Thursday night’s loss by the Montreal Canadiens, to the Minnesota Wild, is clearly a disappointment as their losing streak mounts to five games.

It was another one of those games when the team showed up for two periods.

While first period was a mess for the Habs, the final forty minutes was a much better story.

The Canadiens managed to get a dozen shots, in each of the final periods, at Niklas Backstrom and 31 on the night along with 18 blocked shots, and 15 that missed the net.

Unfortunately a hot Backstrom, combined with a defense that can clear rebounds, spelled a loss.

For the first time in ten games, Montreal actually outshot their opponent.

Outside of the injury factor, the lack of shots on goal has been one of Montreal’s biggest problems in 2009-10.

Canadiens coach Jacques Martin addressed the situation last week after his team’s loss to the Pittsburgh Penguins.

Martin noted that the Penguins find ways to get the puck to the net and that “If it’s good enough for the Stanley Cup Champions, then it’s good enough for the Montreal Canadiens.”

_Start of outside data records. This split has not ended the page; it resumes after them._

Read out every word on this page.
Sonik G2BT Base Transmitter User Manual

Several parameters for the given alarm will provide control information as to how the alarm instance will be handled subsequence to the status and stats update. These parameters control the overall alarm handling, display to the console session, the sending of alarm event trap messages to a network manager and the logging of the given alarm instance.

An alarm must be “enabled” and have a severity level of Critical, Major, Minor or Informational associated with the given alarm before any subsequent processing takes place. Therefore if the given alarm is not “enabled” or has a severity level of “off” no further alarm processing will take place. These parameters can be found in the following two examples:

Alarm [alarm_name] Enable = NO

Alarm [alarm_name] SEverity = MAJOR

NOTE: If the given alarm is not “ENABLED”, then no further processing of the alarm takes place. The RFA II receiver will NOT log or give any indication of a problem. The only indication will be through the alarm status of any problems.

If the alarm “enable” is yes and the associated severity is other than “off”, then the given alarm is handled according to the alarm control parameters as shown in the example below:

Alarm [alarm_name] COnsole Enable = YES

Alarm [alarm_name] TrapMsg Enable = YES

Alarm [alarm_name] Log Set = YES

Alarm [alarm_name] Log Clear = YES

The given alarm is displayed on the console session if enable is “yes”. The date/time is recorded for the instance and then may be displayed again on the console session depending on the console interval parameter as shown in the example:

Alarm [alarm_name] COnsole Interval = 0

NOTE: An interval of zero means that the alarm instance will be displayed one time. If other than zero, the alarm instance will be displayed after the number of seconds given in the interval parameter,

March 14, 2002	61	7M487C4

Montreal currently ranks 29th in the league in shots-per-game with 26.8. Conversely the injury depleted team is 9th in shots against at 31.1.

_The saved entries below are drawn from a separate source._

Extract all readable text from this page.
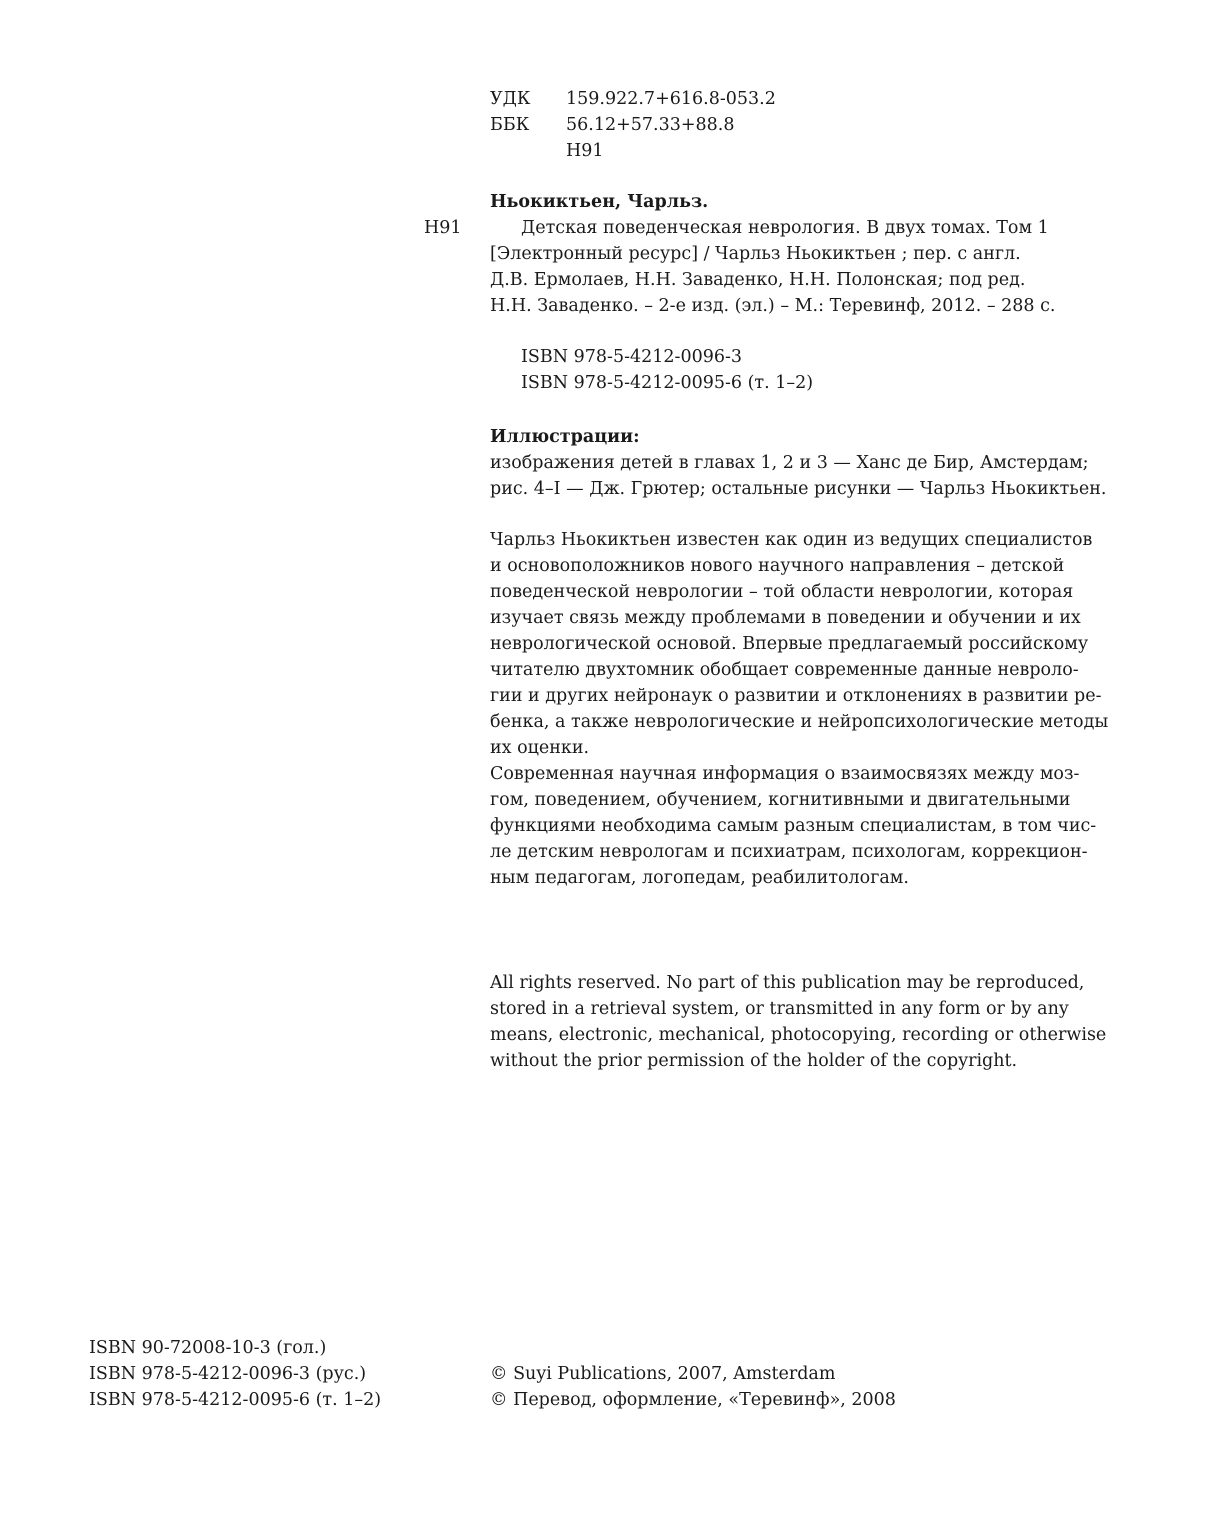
УДК 159.922.7+616.8-053.2
ББК 56.12+57.33+88.8
Н91
Ньокиктьен, Чарльз.
Н91	Детская поведенческая неврология. В двух томах. Том 1
[Электронный ресурс] / Чарльз Ньокиктьен ; пер. с англ.
Д.В. Ермолаев, Н.Н. Заваденко, Н.Н. Полонская; под ред.
Н.Н. Заваденко. – 2-е изд. (эл.) – М.: Теревинф, 2012. – 288 с.
ISBN 978-5-4212-0096-3
ISBN 978-5-4212-0095-6 (т. 1–2)
Иллюстрации:
изображения детей в главах 1, 2 и 3 — Ханс де Бир, Амстердам;
рис. 4–I — Дж. Грютер; остальные рисунки — Чарльз Ньокиктьен.
Чарльз Ньокиктьен известен как один из ведущих специалистов
и основоположников нового научного направления – детской
поведенческой неврологии – той области неврологии, которая
изучает связь между проблемами в поведении и обучении и их
неврологической основой. Впервые предлагаемый российскому
читателю двухтомник обобщает современные данные невроло-
гии и других нейронаук о развитии и отклонениях в развитии ре-
бенка, а также неврологические и нейропсихологические методы
их оценки.
Современная научная информация о взаимосвязях между моз-
гом, поведением, обучением, когнитивными и двигательными
функциями необходима самым разным специалистам, в том чис-
ле детским неврологам и психиатрам, психологам, коррекцион-
ным педагогам, логопедам, реабилитологам.
All rights reserved. No part of this publication may be reproduced,
stored in a retrieval system, or transmitted in any form or by any
means, electronic, mechanical, photocopying, recording or otherwise
without the prior permission of the holder of the copyright.
ISBN 90-72008-10-3 (гол.)
ISBN 978-5-4212-0096-3 (рус.)
ISBN 978-5-4212-0095-6 (т. 1–2)
© Suyi Publications, 2007, Amsterdam
© Перевод, оформление, «Теревинф», 2008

That’s just under a five shot differential. Five more opportunities for the opponent to score, not including misses or blocks.

Once you realize that 22 of the Canadiens’ 36 games this season have been one-goal games, that differential could make the difference to a team that is 9-9-2 in those situations.

The Canadiens, notably the second and third lines, need to try not to use set plays as often as they appear to be doing and just get pucks on the net.

Do that, and the probability of a goal, and a win, is clearly much better.

image Another factor, which demonstrates a team’s commitment to playing a full game, is their record when scoring first.

Montreal is 4-15-2 when their opponent scores first. That’s fourth worst in the league.

Add to that their record when trailing after 40 minutes is 2-14-1, and 8-0-0 when leading, and you get the picture.

Get the shot totals up, keep a full pace, and the remaining 46 games should be much better.

The Canadiens now embark on a seven-game road trip to close out 2009. All seven are against Eastern Conference teams.

Markov and Gionta Updates: Andrei Markov has been cleared for contact play by team doctors. It will be Jacques Martin’s decision whether to start him on Saturday against the Islanders.

Brain Gionta continues his rehab on his broken foot. The left winger skated in Brossard Friday, for about 30 minutes, with the Canadiens head athletic therapist.

There is still no updates on defenceman Roman Hamrlik’s injury.

Back to the Hammer: Forward Tom Pyatt and defenseman Yannick Weber were returned to the Hamilton Bulldogs Friday morning. This is Weber’s second call-up and return, without playing a game, in two weeks.

With Markov’s potential return, and Pyatt’s demotion, Marc-Andre Bergeron could be moved to forward during the road trip.